American public says no to Al-Jazeera

Al-Jazeera International is facing new obstacles in its bid to break into the United States.

A new poll indicates that a majority of Americans – more than 53 per cent – are opposed to the idea.

Not only that— Americans, by two to one, think the US Government should oppose giving the new channel access to the US media market. The poll was conducted last week for Accuracy in Media, a a conservative-leaning media watchdog group.

For more than a year Al-Jazeera International, the English language sister to the Arabic Al-Jazeera, has been trying to set up a satellite and cable network in the US.

It has hired several well-known journalists to work for the proposed new service, among them David Frost.

Producers have also been hired from the BBC and CNN and expensive new studios are under construction in Washington. But everywhere there have been obstacles. Up to now no satellite or cable system in the US has signed up to carry the service.

A spokesman for AIM, explaining it’s opposition to the Arabic news service's expansion into the US, said that Al Jazeera International has been tainted by its association with the channel that regularly broadcasts propaganda from the terrorist killers of almost 3,000 people on 11 September 2001.

He said: "This poll backs up our contention that American people don’t want to take a risk on a new channel bringing more terrorist propaganda into the US media market and inciting more anti-American violence.”

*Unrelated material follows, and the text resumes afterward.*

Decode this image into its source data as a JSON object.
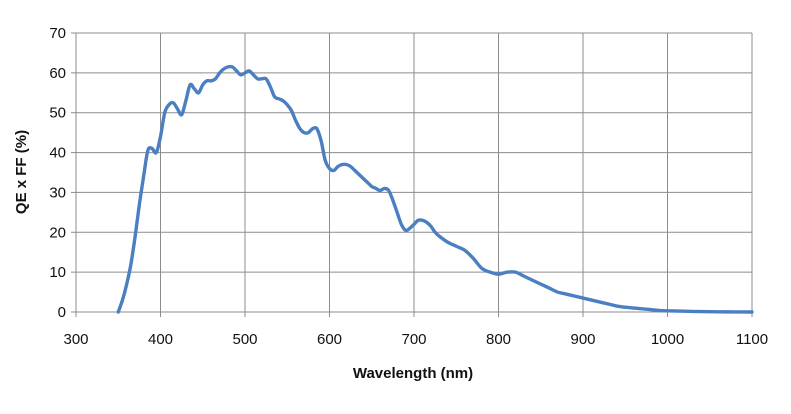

A breakdown of the poll shows that of the 53 per cent opposed to the project, 38 per cent are adamantly against the idea.

The only group not strongly opposed are young adults, aged 18 to 24, of whom 42 per cent suggested the new network should be given a try.

But 63 per cent of older Americans, those over 65, were adamantly opposed. By sex, men were slightly less opposed to the project than women – 32 per cent v 25 per cent.

The poll takers admit that over 15 per cent of those polled had no strong feelings about the project – and expressed no opinion one way or the other – but this was attributed to the fact that very few Americans have, as yet, been able to watch Al Jazeera and don’t have much first-hand knowledge of the programmes it carries.

As a footnote AIM recalled that Al-Jazeera was launched in 1996 with a $150 million donation from the Emir of Qatar, Sheikh Hamid bin Khalifa Al Thani, who still supports the network to the tune of between $30 and $50 million a year.

Its main offices are still in Qatar, but there are plans for new broadcast centres for the new English language channel in Athens, London, Kuala Lumpur and Washington.